Google Haberlere Abone ol
AİHM'in 13 yıllık sözde Ermeni soykırımı çıkmazı

KAYSERİ (AA) - ORHAN CANBULATEL - Avrupa İnsan Hakları Mahkemesi (AİHM), Kayseri Barosu avukatlarından Orhan Pekmezci'nin 2003'te "sözde Ermeni soykırımı"nı tanıyan Fransa aleyhine açtığı davayı, aradan 13 yıl geçmesine rağmen hala karara bağlayamadı.

Pekmezci, AA muhabirine yaptığı açıklamada, Fransa Ulusal Meclisinin 18 Ocak 2001'de sözde Ermeni soykırımını tanıdığını, bunun üzerine 24 Ekim 2003'te kararın hukuk aykırılığının tespiti ve iptali ile Ermenilerin göçü sırasında yapılan masrafların karşılığı olarak Türkiye'ye 171 milyon avro tazminat ödenmesi için AİHM'e başvurduğunu anımsattı.

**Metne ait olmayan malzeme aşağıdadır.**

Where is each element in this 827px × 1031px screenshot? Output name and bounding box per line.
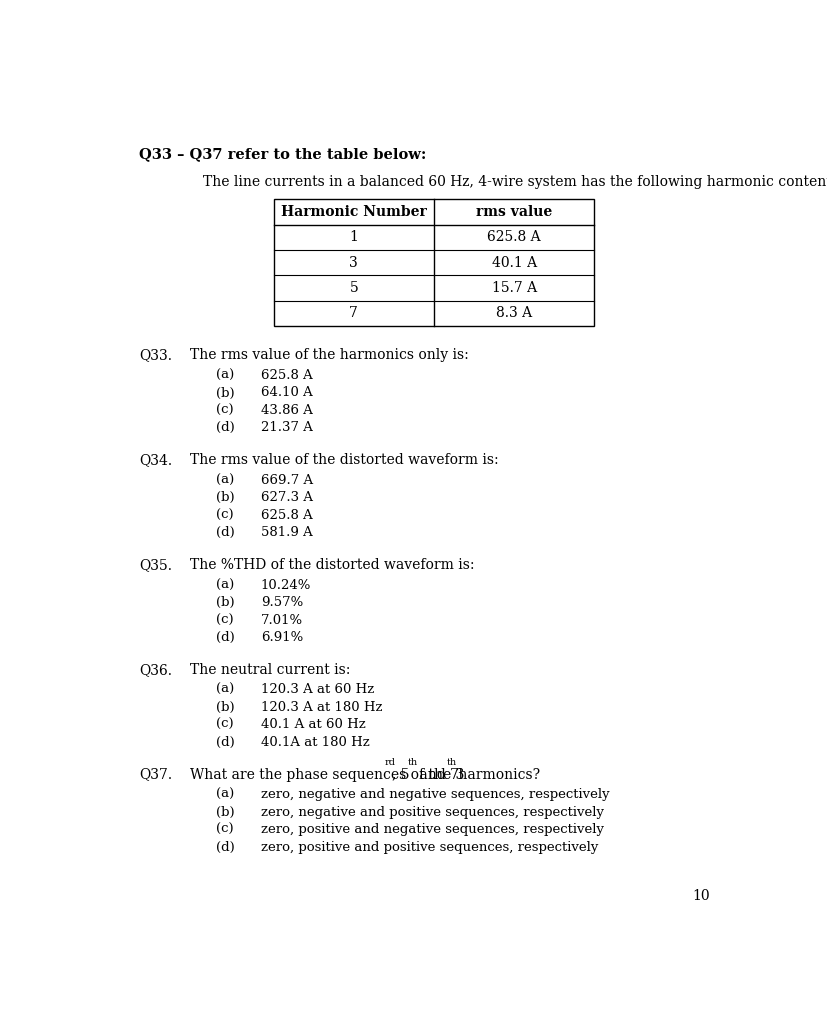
Text: 40.1 A at 60 Hz: 40.1 A at 60 Hz — [261, 719, 365, 731]
Text: (d): (d) — [216, 840, 234, 854]
Text: (d): (d) — [216, 631, 234, 644]
Text: (b): (b) — [216, 701, 234, 713]
Text: 3: 3 — [349, 256, 358, 270]
Text: 9.57%: 9.57% — [261, 596, 303, 609]
Text: (b): (b) — [216, 387, 234, 399]
Text: th: th — [446, 758, 457, 767]
Text: zero, positive and negative sequences, respectively: zero, positive and negative sequences, r… — [261, 823, 603, 836]
Text: The line currents in a balanced 60 Hz, 4-wire system has the following harmonic : The line currents in a balanced 60 Hz, 4… — [203, 175, 827, 190]
Text: Q37.: Q37. — [139, 767, 172, 781]
Text: 40.1 A: 40.1 A — [491, 256, 536, 270]
Text: (c): (c) — [216, 508, 233, 522]
Text: (b): (b) — [216, 492, 234, 504]
Text: (a): (a) — [216, 369, 234, 383]
Text: 10: 10 — [691, 890, 709, 903]
Text: 625.8 A: 625.8 A — [261, 369, 312, 383]
Text: (d): (d) — [216, 422, 234, 434]
Text: 581.9 A: 581.9 A — [261, 526, 312, 539]
Text: 43.86 A: 43.86 A — [261, 404, 313, 417]
Text: (a): (a) — [216, 578, 234, 592]
Text: Q35.: Q35. — [139, 558, 171, 572]
Text: Q34.: Q34. — [139, 454, 172, 467]
Text: (a): (a) — [216, 788, 234, 801]
Text: 120.3 A at 180 Hz: 120.3 A at 180 Hz — [261, 701, 382, 713]
Text: (c): (c) — [216, 719, 233, 731]
Text: What are the phase sequences of the 3: What are the phase sequences of the 3 — [190, 767, 464, 781]
Text: 625.8 A: 625.8 A — [261, 508, 312, 522]
Text: zero, negative and negative sequences, respectively: zero, negative and negative sequences, r… — [261, 788, 609, 801]
Text: rms value: rms value — [476, 205, 552, 219]
Text: 6.91%: 6.91% — [261, 631, 303, 644]
Text: 15.7 A: 15.7 A — [491, 281, 536, 295]
Text: zero, positive and positive sequences, respectively: zero, positive and positive sequences, r… — [261, 840, 597, 854]
Text: 1: 1 — [349, 230, 358, 244]
Text: Q33 – Q37 refer to the table below:: Q33 – Q37 refer to the table below: — [139, 147, 426, 162]
Text: The rms value of the distorted waveform is:: The rms value of the distorted waveform … — [190, 454, 498, 467]
Text: The %THD of the distorted waveform is:: The %THD of the distorted waveform is: — [190, 558, 474, 572]
Text: (c): (c) — [216, 613, 233, 627]
Text: 40.1A at 180 Hz: 40.1A at 180 Hz — [261, 736, 369, 749]
Text: (d): (d) — [216, 526, 234, 539]
Text: (c): (c) — [216, 823, 233, 836]
Text: 64.10 A: 64.10 A — [261, 387, 312, 399]
Text: The neutral current is:: The neutral current is: — [190, 663, 350, 676]
Text: , 5: , 5 — [391, 767, 409, 781]
Text: (c): (c) — [216, 404, 233, 417]
Text: th: th — [408, 758, 418, 767]
Text: 8.3 A: 8.3 A — [495, 306, 532, 321]
Text: and 7: and 7 — [414, 767, 458, 781]
Text: 120.3 A at 60 Hz: 120.3 A at 60 Hz — [261, 684, 374, 696]
Text: 10.24%: 10.24% — [261, 578, 311, 592]
Text: (b): (b) — [216, 805, 234, 819]
Text: 7: 7 — [349, 306, 358, 321]
Text: 7.01%: 7.01% — [261, 613, 303, 627]
Text: 5: 5 — [349, 281, 358, 295]
Text: (b): (b) — [216, 596, 234, 609]
Text: The rms value of the harmonics only is:: The rms value of the harmonics only is: — [190, 348, 468, 362]
Text: 627.3 A: 627.3 A — [261, 492, 313, 504]
Text: 669.7 A: 669.7 A — [261, 474, 313, 487]
Bar — [273, 199, 594, 326]
Text: rd: rd — [385, 758, 395, 767]
Text: (d): (d) — [216, 736, 234, 749]
Text: 21.37 A: 21.37 A — [261, 422, 313, 434]
Text: (a): (a) — [216, 474, 234, 487]
Text: harmonics?: harmonics? — [453, 767, 539, 781]
Text: zero, negative and positive sequences, respectively: zero, negative and positive sequences, r… — [261, 805, 603, 819]
Text: Q33.: Q33. — [139, 348, 171, 362]
Text: Q36.: Q36. — [139, 663, 171, 676]
Text: (a): (a) — [216, 684, 234, 696]
Text: 625.8 A: 625.8 A — [487, 230, 540, 244]
Text: Harmonic Number: Harmonic Number — [280, 205, 426, 219]
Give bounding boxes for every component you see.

AİHM'in de başvuruyu kabul ederek ikinci daireye havale ettiğini belirten Pekmezci, "Mahkemeye bugüne kadar 113 belge gönderdim. Başta ABD, Rusya, İngiltere, Fransa ve Türkiye'nin arşivlerinin konuyla ilgili bölümlerinin açılması ve incelenmesini talep ettim. Meclislerin tarihi konularda karar alamayacaklarını, bunun akademik bir çalışma olduğu, ABD'li tarihçi Justin McCarthy'nin de ifade ettiği gibi asıl soykırıma uğrayanların Türkler olduğunu savunmamda belirttim." diye konuştu.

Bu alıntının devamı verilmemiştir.